Este retirou-se depois de ter organizado eleições que levariam ao poder o partido Al-Oumma, que brilhava pela sua negligência, favorecendo assim o golpe de Estado de Omar al-Bashir em 1989 que estabeleceria uma ditadura militar-islâmica marcada pela amputação do Sudão, a tragédia de Darfur, uma multidão de rebeliões periféricas e uma suposta animosidade com o Egito que se voltou contra si mesmo após sua retirada do conflito árabe-israelense, após a paz separada com Israel em 1978. Essa retirada transformou o Sudão em um campo de confronto e competição entre novos atores regionais, como os países do Golfo, em conflito entre si, Turquia, Irã, Etiópia, Chade... Ao mesmo tempo, as grandes potências (Estados Unidos,China e Rússia) estavam travando sua própria guerra de influência que está crescendo com a nova guerra fria que acaba de entrar em uma fase crucial e perigosa com o conflito ucraniano. 

Bombeiros e incendiários 

A implosão do Sudão, sua descida ao inferno, redistribui as cartas. Os Estados Unidos aparentemente veem seu andaime desmoronar. O acordo faustiano entre o governo Trump (buscado cegamente por seus sucessores democratas), Israel e os estados do Golfo para atrair líderes militares sudaneses para o acordo Abraham de 2020 está vacilando… 

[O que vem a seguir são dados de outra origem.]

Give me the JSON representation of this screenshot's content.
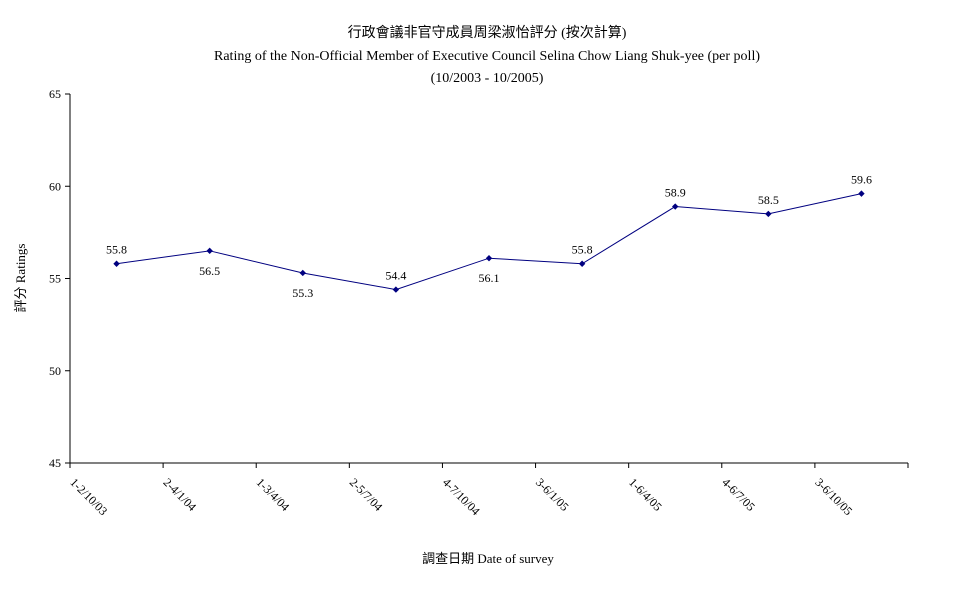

Como o diplomata indiano MK Bhadrakumar apontou apropriadamente: “ Os acordos políticos imaturos e irrealistas promovidos pelas democracias liberais ocidentais alimentaram consideravelmente as lutas internas militares. As negociações anglo-americanas foram amplamente confinadas ao Conselho Militar de Transição e às Forças para a Liberdade e Mudança, uma coalizão incipiente de grupos rebeldes e civis sudaneses escolhidos a dedo (por exemplo, a Associação Profissional Sudanesa, o "Não à opressão das mulheres") que de forma alguma representava as forças nacionais do Sudão. Sem surpresa, essas tentativas neoconservadoras de impor regulamentações exóticas a uma civilização antiga estavam fadadas ao fracasso. » 

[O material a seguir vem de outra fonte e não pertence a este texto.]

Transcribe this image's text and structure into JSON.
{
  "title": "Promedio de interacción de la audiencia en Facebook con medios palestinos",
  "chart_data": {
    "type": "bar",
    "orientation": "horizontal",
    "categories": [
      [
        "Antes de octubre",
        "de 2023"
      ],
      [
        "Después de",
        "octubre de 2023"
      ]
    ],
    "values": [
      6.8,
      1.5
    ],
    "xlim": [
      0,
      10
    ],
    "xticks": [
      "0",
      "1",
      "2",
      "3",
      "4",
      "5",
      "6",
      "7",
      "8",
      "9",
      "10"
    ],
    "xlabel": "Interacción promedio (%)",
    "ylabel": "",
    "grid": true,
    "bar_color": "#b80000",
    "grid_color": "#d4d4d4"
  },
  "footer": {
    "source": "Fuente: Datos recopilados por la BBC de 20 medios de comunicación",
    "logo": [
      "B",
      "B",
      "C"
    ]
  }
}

Este país, prometido como ponto de partida para a sua nova estratégia de reconquista de África e do Golfo, sobretudo depois do fiasco da NATO na Líbia e no Sahel, está-lhes a escapar. A descida ao inferno provavelmente se acelerará. Para desgosto dos países da região, tanto bombeiros quanto incendiários, que temem a propagação do fogo sudanês em casa.